Madrid 1937, è Guerra Civile. I ribelli fanno irruzione in un circo e costringono tutti i presenti a prendere un’arma e combattere. Il clown che fa il ruolo del Pagliaccio Triste prende un machete e fa strage di soldati. Sotto gli occhi di suo figlio Javier, che riesce a fuggire e quando lo ritrova in carcere si sente dire che la vendetta è l’unica cosa che può dare senso alla vita. Tempo dopo, negli anni ’70 verso la fine del del regime di Franco, Javier cerca di seguire le orme del padre, vuole fare il clown ma non fa ridere, è perfetto insomma per fare il Pagliaccio Triste. Trova lavoro nel circo di Sergio, clown bravissimo per lavoro, bestia disumana in privato. Purtroppo nel circo c’è anche la bellissima e spudorata Natalia, acrobata e donna di Sergio. Javier se ne innamora perdutamente e da quel momento in poi comincia la sua personale guerra contro Sergio.

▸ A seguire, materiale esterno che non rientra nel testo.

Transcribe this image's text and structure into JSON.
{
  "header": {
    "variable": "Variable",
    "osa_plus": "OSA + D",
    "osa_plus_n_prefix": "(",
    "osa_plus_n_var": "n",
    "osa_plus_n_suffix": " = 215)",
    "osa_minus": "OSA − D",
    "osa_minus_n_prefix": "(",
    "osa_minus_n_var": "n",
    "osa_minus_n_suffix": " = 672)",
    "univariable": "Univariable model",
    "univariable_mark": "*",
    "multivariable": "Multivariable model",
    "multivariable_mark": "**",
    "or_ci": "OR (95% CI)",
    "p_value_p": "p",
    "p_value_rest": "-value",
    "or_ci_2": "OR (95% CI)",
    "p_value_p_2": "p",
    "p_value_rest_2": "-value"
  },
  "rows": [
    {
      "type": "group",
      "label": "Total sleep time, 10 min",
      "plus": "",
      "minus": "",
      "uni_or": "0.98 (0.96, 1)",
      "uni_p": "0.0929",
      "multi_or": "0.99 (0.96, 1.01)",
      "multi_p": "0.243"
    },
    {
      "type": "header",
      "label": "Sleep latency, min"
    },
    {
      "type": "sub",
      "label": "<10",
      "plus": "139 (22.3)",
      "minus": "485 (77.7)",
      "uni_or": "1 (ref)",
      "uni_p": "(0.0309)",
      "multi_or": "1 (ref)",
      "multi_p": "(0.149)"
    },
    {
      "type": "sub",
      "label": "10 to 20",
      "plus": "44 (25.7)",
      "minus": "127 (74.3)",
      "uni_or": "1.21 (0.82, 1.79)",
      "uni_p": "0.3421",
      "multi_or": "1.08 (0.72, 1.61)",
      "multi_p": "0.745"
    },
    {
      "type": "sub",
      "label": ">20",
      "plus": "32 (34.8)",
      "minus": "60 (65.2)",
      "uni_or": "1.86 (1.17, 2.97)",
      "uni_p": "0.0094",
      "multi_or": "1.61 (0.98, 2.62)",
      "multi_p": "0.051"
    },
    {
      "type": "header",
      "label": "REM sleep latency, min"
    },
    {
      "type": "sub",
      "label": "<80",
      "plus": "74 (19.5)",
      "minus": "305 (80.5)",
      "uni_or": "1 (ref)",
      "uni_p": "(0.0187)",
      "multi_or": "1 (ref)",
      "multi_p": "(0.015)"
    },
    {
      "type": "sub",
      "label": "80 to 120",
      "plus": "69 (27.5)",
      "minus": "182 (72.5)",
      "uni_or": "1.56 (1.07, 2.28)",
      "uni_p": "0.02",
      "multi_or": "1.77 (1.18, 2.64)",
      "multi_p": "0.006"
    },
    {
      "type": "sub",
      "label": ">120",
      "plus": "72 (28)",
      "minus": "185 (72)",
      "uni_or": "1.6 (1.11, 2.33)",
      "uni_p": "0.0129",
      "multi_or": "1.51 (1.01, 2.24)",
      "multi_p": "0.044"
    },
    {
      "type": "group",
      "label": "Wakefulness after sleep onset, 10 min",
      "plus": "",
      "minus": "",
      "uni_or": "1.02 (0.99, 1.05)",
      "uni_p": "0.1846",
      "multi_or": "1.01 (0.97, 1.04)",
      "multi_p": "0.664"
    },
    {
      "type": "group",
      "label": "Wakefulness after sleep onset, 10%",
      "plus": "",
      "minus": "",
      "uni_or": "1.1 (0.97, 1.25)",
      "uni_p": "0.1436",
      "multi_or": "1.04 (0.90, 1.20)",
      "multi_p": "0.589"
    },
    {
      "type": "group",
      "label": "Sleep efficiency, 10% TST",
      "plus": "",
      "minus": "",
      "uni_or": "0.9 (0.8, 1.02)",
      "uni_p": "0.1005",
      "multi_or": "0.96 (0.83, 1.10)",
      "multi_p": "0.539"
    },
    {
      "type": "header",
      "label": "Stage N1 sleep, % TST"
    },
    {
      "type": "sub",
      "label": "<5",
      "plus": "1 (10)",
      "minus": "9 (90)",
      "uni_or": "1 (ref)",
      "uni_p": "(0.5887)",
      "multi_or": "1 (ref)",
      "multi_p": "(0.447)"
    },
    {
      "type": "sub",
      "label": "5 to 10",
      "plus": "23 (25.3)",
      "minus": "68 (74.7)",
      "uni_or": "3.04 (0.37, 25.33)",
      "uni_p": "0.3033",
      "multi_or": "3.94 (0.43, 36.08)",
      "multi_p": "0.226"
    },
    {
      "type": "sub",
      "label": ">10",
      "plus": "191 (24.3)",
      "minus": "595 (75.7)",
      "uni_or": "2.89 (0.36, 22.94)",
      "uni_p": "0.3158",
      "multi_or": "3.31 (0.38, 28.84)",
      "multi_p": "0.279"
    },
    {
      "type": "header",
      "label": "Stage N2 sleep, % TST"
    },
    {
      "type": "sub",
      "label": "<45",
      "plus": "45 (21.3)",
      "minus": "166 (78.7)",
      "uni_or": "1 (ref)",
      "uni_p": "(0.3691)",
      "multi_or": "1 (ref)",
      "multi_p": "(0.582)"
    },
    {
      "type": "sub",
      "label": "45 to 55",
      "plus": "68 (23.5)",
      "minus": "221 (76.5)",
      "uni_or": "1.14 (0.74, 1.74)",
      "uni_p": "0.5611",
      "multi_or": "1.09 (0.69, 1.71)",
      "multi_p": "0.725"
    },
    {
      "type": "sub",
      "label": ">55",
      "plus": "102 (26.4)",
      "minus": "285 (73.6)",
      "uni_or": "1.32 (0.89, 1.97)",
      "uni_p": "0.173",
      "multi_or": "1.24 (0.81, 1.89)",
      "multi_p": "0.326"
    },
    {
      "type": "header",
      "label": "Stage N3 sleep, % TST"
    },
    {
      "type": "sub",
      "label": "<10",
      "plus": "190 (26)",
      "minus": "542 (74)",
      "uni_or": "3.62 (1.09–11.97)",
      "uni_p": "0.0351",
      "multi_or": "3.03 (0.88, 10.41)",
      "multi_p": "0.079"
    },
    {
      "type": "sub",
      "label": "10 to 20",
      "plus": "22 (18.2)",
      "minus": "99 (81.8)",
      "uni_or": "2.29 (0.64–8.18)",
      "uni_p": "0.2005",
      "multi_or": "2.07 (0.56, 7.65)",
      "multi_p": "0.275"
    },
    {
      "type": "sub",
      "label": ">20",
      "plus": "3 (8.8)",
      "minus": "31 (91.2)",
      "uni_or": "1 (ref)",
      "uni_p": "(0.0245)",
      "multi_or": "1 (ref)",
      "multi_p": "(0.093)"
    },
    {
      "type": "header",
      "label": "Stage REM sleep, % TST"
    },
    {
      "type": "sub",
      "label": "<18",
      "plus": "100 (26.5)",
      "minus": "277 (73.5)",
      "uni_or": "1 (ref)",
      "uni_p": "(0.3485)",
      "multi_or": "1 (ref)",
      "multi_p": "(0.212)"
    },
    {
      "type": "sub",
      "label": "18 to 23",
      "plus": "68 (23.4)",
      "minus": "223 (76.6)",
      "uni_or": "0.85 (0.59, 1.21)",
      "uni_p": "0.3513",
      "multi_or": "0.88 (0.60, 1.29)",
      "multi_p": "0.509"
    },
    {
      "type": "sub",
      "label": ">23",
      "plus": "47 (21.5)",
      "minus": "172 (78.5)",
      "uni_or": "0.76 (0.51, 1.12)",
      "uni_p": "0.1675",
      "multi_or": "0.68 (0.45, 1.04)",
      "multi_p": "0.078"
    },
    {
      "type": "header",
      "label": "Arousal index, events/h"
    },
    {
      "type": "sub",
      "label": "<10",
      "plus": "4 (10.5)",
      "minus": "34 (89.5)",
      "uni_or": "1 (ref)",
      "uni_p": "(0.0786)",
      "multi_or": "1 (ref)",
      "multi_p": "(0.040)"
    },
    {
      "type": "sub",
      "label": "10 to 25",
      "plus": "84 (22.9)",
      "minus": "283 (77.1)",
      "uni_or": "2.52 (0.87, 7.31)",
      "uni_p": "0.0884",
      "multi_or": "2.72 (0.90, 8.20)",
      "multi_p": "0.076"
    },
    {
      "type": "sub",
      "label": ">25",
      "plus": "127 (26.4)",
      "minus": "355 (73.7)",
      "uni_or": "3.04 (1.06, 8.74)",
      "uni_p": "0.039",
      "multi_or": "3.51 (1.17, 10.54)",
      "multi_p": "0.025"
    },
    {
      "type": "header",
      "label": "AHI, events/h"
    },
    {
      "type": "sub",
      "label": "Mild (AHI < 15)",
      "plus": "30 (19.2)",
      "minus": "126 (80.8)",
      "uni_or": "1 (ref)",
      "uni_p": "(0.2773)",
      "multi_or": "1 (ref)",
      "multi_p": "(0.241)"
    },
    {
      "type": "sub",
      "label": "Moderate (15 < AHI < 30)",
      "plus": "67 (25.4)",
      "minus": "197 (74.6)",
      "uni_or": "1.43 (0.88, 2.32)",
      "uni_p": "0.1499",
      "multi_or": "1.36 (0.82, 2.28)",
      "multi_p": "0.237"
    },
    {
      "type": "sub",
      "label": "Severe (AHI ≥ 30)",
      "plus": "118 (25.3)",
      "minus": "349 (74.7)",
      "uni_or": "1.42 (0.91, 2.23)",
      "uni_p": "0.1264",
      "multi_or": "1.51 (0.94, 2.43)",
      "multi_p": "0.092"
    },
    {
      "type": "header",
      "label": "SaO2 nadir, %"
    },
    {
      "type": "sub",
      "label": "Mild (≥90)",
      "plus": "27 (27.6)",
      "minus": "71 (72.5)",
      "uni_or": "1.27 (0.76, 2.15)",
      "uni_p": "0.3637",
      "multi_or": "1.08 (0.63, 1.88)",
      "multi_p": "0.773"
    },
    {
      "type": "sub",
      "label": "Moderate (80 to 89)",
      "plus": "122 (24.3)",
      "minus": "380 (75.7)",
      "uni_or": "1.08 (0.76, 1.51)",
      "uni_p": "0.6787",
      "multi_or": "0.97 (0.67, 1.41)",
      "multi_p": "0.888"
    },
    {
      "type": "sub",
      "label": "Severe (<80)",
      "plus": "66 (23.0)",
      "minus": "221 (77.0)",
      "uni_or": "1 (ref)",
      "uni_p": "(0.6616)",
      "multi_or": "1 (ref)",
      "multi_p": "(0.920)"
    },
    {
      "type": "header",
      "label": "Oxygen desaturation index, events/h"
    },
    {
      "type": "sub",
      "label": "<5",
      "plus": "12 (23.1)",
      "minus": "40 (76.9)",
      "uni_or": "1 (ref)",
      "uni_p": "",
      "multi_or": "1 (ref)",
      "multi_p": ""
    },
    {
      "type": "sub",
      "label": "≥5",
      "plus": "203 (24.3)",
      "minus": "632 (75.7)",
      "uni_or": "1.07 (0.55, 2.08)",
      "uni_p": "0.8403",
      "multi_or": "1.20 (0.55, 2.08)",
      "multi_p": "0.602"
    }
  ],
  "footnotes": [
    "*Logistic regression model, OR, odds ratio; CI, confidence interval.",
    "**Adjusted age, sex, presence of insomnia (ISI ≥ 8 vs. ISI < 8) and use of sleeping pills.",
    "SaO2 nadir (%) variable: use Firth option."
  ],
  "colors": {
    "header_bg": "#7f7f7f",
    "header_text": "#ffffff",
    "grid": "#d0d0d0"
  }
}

Due pagliacci nel loro ferocissimo duello all’ultimo sangue.

Tarantino si è divertito come un pazzo con questo film di De La Iglesia, regista che considera Alex Raymond, Stan Lee e Vàsquez i suoi padri spirituali e autore di film come “Azione mutante”, “Il giorno della bestia” e “La comunità”. Questo per dare la cifra. L’essenza del film, spiega De La Iglesia “è l’ansia e la voglia di vendetta che porta alla distruzione. L’unico modo per esorcizzarla è l’ironia, l’horror, il noir”. Generi che in effetti ci sono tutti nella “Balada triste de trompeta” (che è il titolo di una celebre canzone degli anni ’60), svolti in modo grottesco, gotico e barocco insieme, eccessivo, splatter, psichedelico, con citazioni che potrebbero andare da Tarantino stesso a Terry Gilliam e Tim Burton, con le opportune cautele. Un film politico, anche, perché - continua il regista - “è una vendetta contro tutte le stupidaggini che sono state fatte. C’è un inferno che non meritavamo ma che siamo stati obbligati a vivere: quando andavo a scuola ho visto pallottole nei negozi di caramelle. In quel momento era naturale. Il film è un modo per esorcizzare tutto questo, che non doveva e non deve più accadere”. Come tutti gli eccessi, però, dopo la sorpresa iniziale “Balada” rischia di stancare. Il punto è che, nel bene o nel male, alla fine qualcosa resta. E non è poco.